So this past week I traveled to New York to conduct interviews with representatives of the Holy’s See’s Permanent Obverver Mission to the United Nations as part of my project into norm contestation among global civil society actors during multilateral treaty negotiations.

I found the papal diplomats to be informed, open-minded, friendly and intellectually engaged about human rights and human security. But they didn’t at all like the idea that I was interviewing them as part of a project on “non-state” influences on UN treaty-making.

They imagined I’d be interviewing other governments as well, when in fact they’re on a list otherwise filled by NGOs I’ll be talking to, since the focus of my project is on “global civil society.” (Though one source wittily pointed out that the NGO reps are the least civil actors out there, because they’re not trained as diplomats.)

It’s true the Holy See has the ostensible status of a state for the purposes of multilateral treaty negotiations. It sits on deliberations over UN treaty, declaration and resolution language, and though it doesn’t vote on these documents the Pope chooses whether or not to sign them. Plus the fact that the culture at the UN strives for consensus means any individual actor has a fair amount of influence as a veto player, so the Holy See is in a great position to stick it out until other delegates are worn down and tired of arguing to get language into treaties that reflects its principled positions.

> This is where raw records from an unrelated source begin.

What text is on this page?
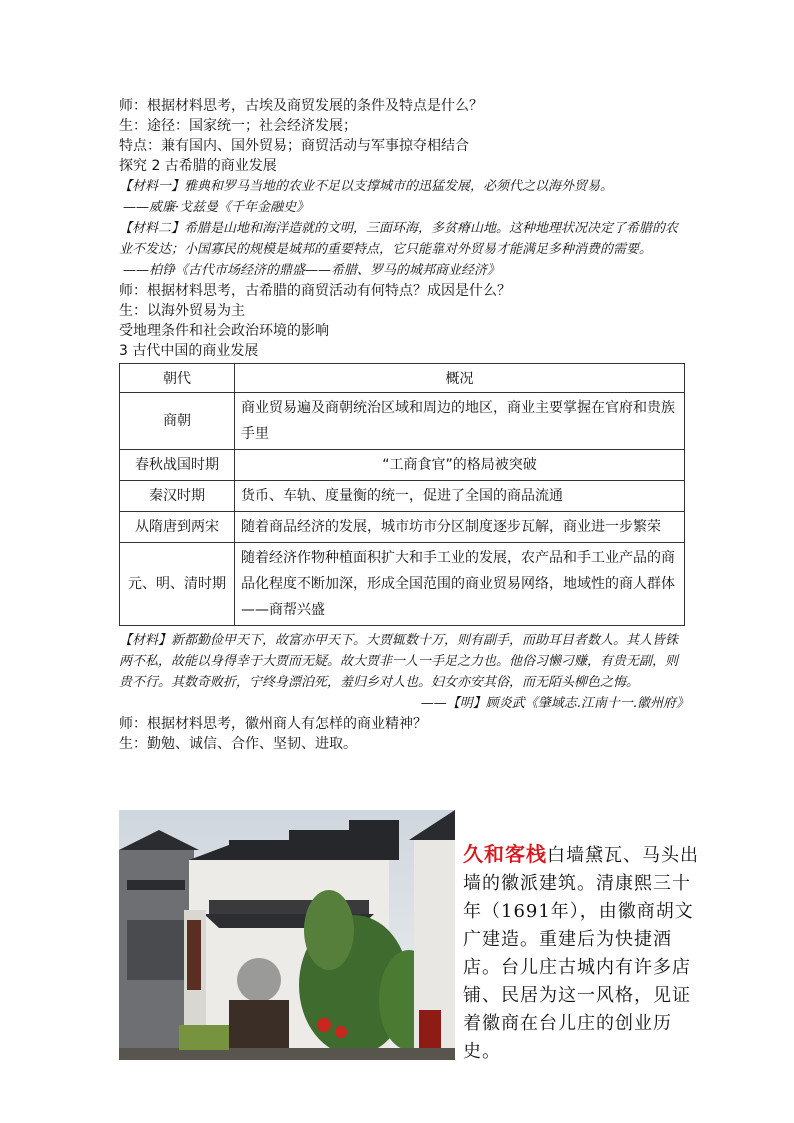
师：根据材料思考，古埃及商贸发展的条件及特点是什么？
生：途径：国家统一；社会经济发展；
特点：兼有国内、国外贸易；商贸活动与军事掠夺相结合
探究 2 古希腊的商业发展
【材料一】雅典和罗马当地的农业不足以支撑城市的迅猛发展，必须代之以海外贸易。
——威廉·戈兹曼《千年金融史》
【材料二】希腊是山地和海洋造就的文明，三面环海，多贫瘠山地。这种地理状况决定了希腊的农业不发达；小国寡民的规模是城邦的重要特点，它只能靠对外贸易才能满足多种消费的需要。
——柏铮《古代市场经济的鼎盛——希腊、罗马的城邦商业经济》
师：根据材料思考，古希腊的商贸活动有何特点？成因是什么？
生：以海外贸易为主
受地理条件和社会政治环境的影响
3 古代中国的商业发展
朝代	概况
商朝	商业贸易遍及商朝统治区域和周边的地区，商业主要掌握在官府和贵族手里
春秋战国时期	“工商食官”的格局被突破
秦汉时期	货币、车轨、度量衡的统一，促进了全国的商品流通
从隋唐到两宋	随着商品经济的发展，城市坊市分区制度逐步瓦解，商业进一步繁荣
元、明、清时期	随着经济作物种植面积扩大和手工业的发展，农产品和手工业产品的商品化程度不断加深，形成全国范围的商业贸易网络，地域性的商人群体——商帮兴盛
【材料】新都勤俭甲天下，故富亦甲天下。大贾辄数十万，则有副手，而助耳目者数人。其人皆铢两不私，故能以身得幸于大贾而无疑。故大贾非一人一手足之力也。他俗习懒刁赚，有贵无副，则贵不行。其数奇败折，宁终身漂泊死，羞归乡对人也。妇女亦安其俗，而无陌头柳色之悔。
——【明】顾炎武《肇域志.江南十一.徽州府》
师：根据材料思考，徽州商人有怎样的商业精神？
生：勤勉、诚信、合作、坚韧、进取。
久和客栈白墙黛瓦、马头出墙的徽派建筑。清康熙三十年（1691年），由徽商胡文广建造。重建后为快捷酒店。台儿庄古城内有许多店铺、民居为这一风格，见证着徽商在台儿庄的创业历史。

My project isn’t about the Holy See’s status, but these dialogues with my informants got me thinking about the issue. There’s been a lot of criticism over whether the church should have this power relative to other non-state actors – other NGOs have the right to be in the building, and lobby delegates constantly in the hallways, but no other non-state actor has the right to actually sit at the table and negotiate with governments. One of the articles I read as I prepped for this trip suggested that either the Holy See should lose this status or, to be fair, other religions should be represented as well.

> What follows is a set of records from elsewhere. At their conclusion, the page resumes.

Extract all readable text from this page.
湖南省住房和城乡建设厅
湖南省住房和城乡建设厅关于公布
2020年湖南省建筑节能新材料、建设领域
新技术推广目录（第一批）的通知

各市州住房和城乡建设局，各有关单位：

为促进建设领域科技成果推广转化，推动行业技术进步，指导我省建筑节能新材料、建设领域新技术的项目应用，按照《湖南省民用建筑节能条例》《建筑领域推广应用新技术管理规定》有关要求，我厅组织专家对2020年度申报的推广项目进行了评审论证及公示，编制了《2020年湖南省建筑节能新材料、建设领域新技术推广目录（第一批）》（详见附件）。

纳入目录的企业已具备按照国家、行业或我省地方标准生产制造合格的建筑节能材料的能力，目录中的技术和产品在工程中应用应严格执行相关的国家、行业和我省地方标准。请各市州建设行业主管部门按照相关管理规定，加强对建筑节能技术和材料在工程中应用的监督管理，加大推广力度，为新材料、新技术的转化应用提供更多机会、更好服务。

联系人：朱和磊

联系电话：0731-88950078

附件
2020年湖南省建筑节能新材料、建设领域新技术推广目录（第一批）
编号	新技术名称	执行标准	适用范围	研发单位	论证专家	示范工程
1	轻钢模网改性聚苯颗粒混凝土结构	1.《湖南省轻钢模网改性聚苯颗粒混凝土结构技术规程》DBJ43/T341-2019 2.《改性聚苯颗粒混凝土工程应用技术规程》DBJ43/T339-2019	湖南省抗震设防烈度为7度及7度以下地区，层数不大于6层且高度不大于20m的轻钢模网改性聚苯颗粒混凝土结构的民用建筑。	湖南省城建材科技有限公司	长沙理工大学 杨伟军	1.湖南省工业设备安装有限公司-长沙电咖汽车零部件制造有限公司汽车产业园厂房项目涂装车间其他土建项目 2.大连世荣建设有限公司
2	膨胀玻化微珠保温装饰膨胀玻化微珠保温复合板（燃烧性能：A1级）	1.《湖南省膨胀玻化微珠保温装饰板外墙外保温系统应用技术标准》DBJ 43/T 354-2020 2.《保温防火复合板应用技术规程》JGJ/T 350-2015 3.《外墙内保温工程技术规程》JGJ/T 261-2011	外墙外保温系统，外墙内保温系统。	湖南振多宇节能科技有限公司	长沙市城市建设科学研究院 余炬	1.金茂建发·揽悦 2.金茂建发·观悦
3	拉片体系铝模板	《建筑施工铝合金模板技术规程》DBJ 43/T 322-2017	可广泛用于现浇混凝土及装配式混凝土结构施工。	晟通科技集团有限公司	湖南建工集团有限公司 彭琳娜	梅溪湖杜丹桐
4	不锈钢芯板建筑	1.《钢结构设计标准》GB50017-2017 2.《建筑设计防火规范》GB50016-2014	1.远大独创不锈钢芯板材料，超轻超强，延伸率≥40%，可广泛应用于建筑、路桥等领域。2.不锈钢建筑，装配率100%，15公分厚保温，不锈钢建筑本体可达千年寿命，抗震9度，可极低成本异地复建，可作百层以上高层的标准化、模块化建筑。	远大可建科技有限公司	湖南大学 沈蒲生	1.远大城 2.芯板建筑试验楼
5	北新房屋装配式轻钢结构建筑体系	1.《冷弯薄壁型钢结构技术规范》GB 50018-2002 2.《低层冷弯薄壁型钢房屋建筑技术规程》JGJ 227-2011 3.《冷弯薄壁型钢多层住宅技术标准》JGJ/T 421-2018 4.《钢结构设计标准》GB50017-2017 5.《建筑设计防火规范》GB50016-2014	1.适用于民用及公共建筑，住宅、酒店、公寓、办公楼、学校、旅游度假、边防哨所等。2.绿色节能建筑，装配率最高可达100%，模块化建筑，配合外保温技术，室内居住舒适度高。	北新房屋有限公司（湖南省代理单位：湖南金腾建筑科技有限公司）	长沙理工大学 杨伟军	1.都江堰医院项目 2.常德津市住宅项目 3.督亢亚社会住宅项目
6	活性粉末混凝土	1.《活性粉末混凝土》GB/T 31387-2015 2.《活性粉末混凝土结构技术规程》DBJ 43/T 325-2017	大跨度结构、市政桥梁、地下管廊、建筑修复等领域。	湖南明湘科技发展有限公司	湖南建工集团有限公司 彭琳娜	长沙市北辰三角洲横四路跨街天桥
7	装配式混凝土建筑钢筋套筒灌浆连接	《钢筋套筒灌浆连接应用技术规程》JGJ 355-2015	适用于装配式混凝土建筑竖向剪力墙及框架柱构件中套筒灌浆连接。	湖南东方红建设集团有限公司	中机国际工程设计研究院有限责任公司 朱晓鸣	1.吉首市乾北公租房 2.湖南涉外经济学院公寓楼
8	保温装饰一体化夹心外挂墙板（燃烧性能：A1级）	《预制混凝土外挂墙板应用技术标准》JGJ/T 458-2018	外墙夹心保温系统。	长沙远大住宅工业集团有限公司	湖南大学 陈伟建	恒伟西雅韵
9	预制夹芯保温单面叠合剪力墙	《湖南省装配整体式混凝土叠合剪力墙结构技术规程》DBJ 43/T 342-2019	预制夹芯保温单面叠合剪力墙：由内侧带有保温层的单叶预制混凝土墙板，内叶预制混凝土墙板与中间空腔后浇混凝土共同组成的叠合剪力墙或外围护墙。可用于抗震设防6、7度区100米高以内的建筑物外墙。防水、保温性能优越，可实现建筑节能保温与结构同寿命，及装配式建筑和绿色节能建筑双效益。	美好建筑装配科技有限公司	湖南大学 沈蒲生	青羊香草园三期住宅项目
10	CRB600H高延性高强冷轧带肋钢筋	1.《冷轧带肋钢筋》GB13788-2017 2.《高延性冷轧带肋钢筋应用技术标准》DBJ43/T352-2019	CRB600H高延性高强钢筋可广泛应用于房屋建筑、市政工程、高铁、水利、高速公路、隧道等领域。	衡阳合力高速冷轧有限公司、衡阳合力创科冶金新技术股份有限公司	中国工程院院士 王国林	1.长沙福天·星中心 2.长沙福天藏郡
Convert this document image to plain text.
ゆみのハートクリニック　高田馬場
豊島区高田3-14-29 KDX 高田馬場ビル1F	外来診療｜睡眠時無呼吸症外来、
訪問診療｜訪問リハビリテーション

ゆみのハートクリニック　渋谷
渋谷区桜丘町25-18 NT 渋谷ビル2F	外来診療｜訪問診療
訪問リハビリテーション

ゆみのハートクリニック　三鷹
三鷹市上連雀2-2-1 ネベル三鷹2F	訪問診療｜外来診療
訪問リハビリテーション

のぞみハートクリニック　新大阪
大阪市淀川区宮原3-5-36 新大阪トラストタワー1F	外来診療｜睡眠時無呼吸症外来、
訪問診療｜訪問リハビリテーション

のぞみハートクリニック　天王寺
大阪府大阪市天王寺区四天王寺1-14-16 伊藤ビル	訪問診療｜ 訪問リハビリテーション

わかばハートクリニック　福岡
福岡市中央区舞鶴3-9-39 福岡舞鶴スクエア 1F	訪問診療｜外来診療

Interesting idea, eh? Suppose Saudi Arabia, for example, were to enter into a treaty with the city of Mecca similar to Italy’s treaty with what is now the Vatican City State, and Sunni Islam were to re-establish a caliphate centered in Mecca but territorially distinct from any Muslim majority state, with transnational moral authority over all Sunni Muslims, and then it sent diplomats throughout international society on the model of the Catholic church. Shia Islam could create a parallel Imamte perhaps centered on Tehran.

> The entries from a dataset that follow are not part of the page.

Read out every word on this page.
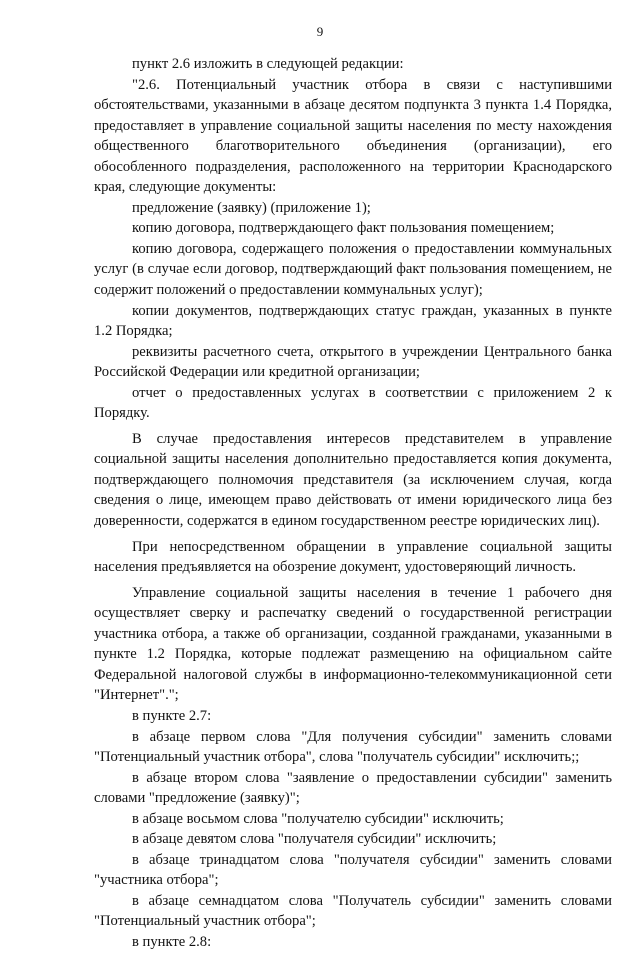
9

пункт 2.6 изложить в следующей редакции:

"2.6. Потенциальный участник отбора в связи с наступившими обстоятельствами, указанными в абзаце десятом подпункта 3 пункта 1.4 Порядка, предоставляет в управление социальной защиты населения по месту нахождения общественного благотворительного объединения (организации), его обособленного подразделения, расположенного на территории Краснодарского края, следующие документы:

предложение (заявку) (приложение 1);

копию договора, подтверждающего факт пользования помещением;

копию договора, содержащего положения о предоставлении коммунальных услуг (в случае если договор, подтверждающий факт пользования помещением, не содержит положений о предоставлении коммунальных услуг);

копии документов, подтверждающих статус граждан, указанных в пункте 1.2 Порядка;

реквизиты расчетного счета, открытого в учреждении Центрального банка Российской Федерации или кредитной организации;

отчет о предоставленных услугах в соответствии с приложением 2 к Порядку.

В случае предоставления интересов представителем в управление социальной защиты населения дополнительно предоставляется копия документа, подтверждающего полномочия представителя (за исключением случая, когда сведения о лице, имеющем право действовать от имени юридического лица без доверенности, содержатся в едином государственном реестре юридических лиц).

При непосредственном обращении в управление социальной защиты населения предъявляется на обозрение документ, удостоверяющий личность.

Управление социальной защиты населения в течение 1 рабочего дня осуществляет сверку и распечатку сведений о государственной регистрации участника отбора, а также об организации, созданной гражданами, указанными в пункте 1.2 Порядка, которые подлежат размещению на официальном сайте Федеральной налоговой службы в информационно-телекоммуникационной сети "Интернет".";

в пункте 2.7:

в абзаце первом слова "Для получения субсидии" заменить словами "Потенциальный участник отбора", слова "получатель субсидии" исключить;;

в абзаце втором слова "заявление о предоставлении субсидии" заменить словами "предложение (заявку)";

в абзаце восьмом слова "получателю субсидии" исключить;

в абзаце девятом слова "получателя субсидии" исключить;

в абзаце тринадцатом слова "получателя субсидии" заменить словами "участника отбора";

в абзаце семнадцатом слова "Получатель субсидии" заменить словами "Потенциальный участник отбора";

в пункте 2.8:
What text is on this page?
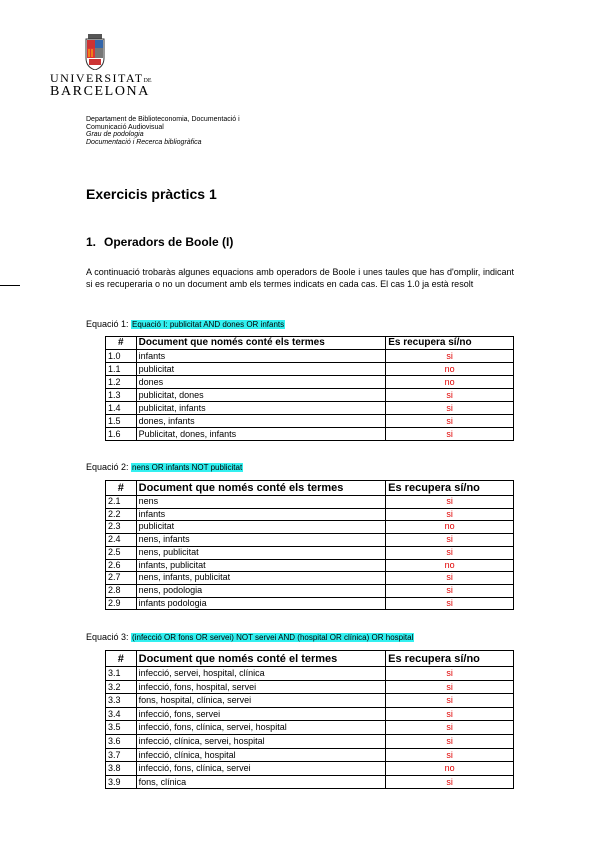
UNIVERSITATDE
BARCELONA
Departament de Biblioteconomia, Documentació i
Comunicació Audiovisual
Grau de podologia
Documentació i Recerca bibliogràfica
Exercicis pràctics 1
1. Operadors de Boole (I)
A continuació trobaràs algunes equacions amb operadors de Boole i unes taules que has d'omplir, indicant si es recuperaria o no un document amb els termes indicats en cada cas. El cas 1.0 ja està resolt
Equació 1: Equació I: publicitat AND dones OR infants
#	Document que només conté els termes	Es recupera sí/no
1.0	infants	si
1.1	publicitat	no
1.2	dones	no
1.3	publicitat, dones	si
1.4	publicitat, infants	si
1.5	dones, infants	si
1.6	Publicitat, dones, infants	si
Equació 2: nens OR infants NOT publicitat
#	Document que només conté els termes	Es recupera sí/no
2.1	nens	si
2.2	infants	si
2.3	publicitat	no
2.4	nens, infants	si
2.5	nens, publicitat	si
2.6	infants, publicitat	no
2.7	nens, infants, publicitat	si
2.8	nens, podologia	si
2.9	infants podologia	si
Equació 3: (infecció OR fons OR servei) NOT servei AND (hospital OR clínica) OR hospital
#	Document que només conté el termes	Es recupera sí/no
3.1	infecció, servei, hospital, clínica	si
3.2	infecció, fons, hospital, servei	si
3.3	fons, hospital, clínica, servei	si
3.4	infecció, fons, servei	si
3.5	infecció, fons, clínica, servei, hospital	si
3.6	infecció, clínica, servei, hospital	si
3.7	infecció, clínica, hospital	si
3.8	infecció, fons, clínica, servei	no
3.9	fons, clínica	si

Would a dynamic like this make for a moderating political Islam, capable of integrating into international society and institutions as the Catholic Church has done, separate from the politics of Islamic governments, though sometimes allied with them; and able to represent Islamic perspectives on issues like the laws of war, family policy, human rights, etc, from outside the politics of the nation-state system? Would it constitute a space from within which the silent moderate Islamic majority could exercise a greater influence on political Islam? Or, would such an institution be vulnerable to capture by extremists and bode ill for a pluralistic international society?